Rutas federales en Río Negro sufren abandono y desvío de fondos nacionales
Las rutas nacionales en Río Negro, cruciales para la conectividad del norte patagónico, se encuentran en un estado de deterioro severo debido a la falta de inversiones. La gestión actual ha desviado fondos destinados a su mantenimiento hacia otros fines, afectando directamente la seguridad y el desarrollo de la infraestructura.

La provincia de Río Negro dispone de una red de rutas nacionales, incluyendo las estratégicas Rutas 3, 22, 40, 151, 251 y la RN 23 en la Línea Sur, esenciales para la conectividad del norte patagónico. Sin embargo, la situación de estas vías es crítica, con numerosas obras inconclusas y una falta alarmante de mantenimiento, llegando incluso a casos de deterioro extremo, como es el caso de la RN 151.

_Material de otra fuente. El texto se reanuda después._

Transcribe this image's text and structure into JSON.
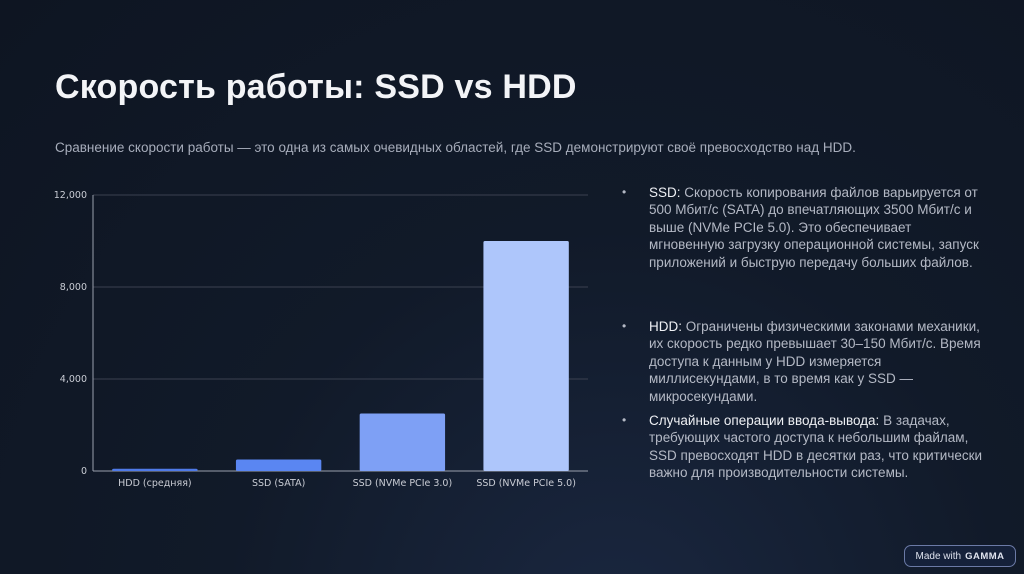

Este deterioro no es un fenómeno aislado, sino que forma parte de un patrón más amplio de desinversión en la obra pública a nivel federal. El estado de las rutas no solo refleja problemas de infraestructura sino también una crisis institucional en la gestión del financiamiento del sector vial. Según el Decreto 976/2001 y la Ley 23.966, el Sistema Vial Integrado debería contar con recursos específicos provenientes del Impuesto a los Combustibles Líquidos, destinados a la conservación y desarrollo de la red vial nacional.
Sin embargo, el actual gobierno ha desviado casi 1,5 billones de pesos de estos fondos, redistribuyéndolos para otros fines económicos. Esta decisión, reconocida por el vocero oficial Adrian Ravier, plantea serias dudas sobre la solidez del superávit fiscal presentado, que se basa en una subejecución del presupuesto más que en una gestión eficiente de los recursos.
La diputada nacional Victoria Tolosa Paz ha presentado una denuncia penal contra el ministro de Economía, Luis Caputo, por utilizar estos fondos de manera irregular, destinándolos a instrumentos financieros que priorizan la especulación a corto plazo. Esta acción resalta el riesgo que corre la seguridad vial y el futuro de la infraestructura nacional, poniendo en jaque proyectos de obras públicas que ya habían sido comprometidos.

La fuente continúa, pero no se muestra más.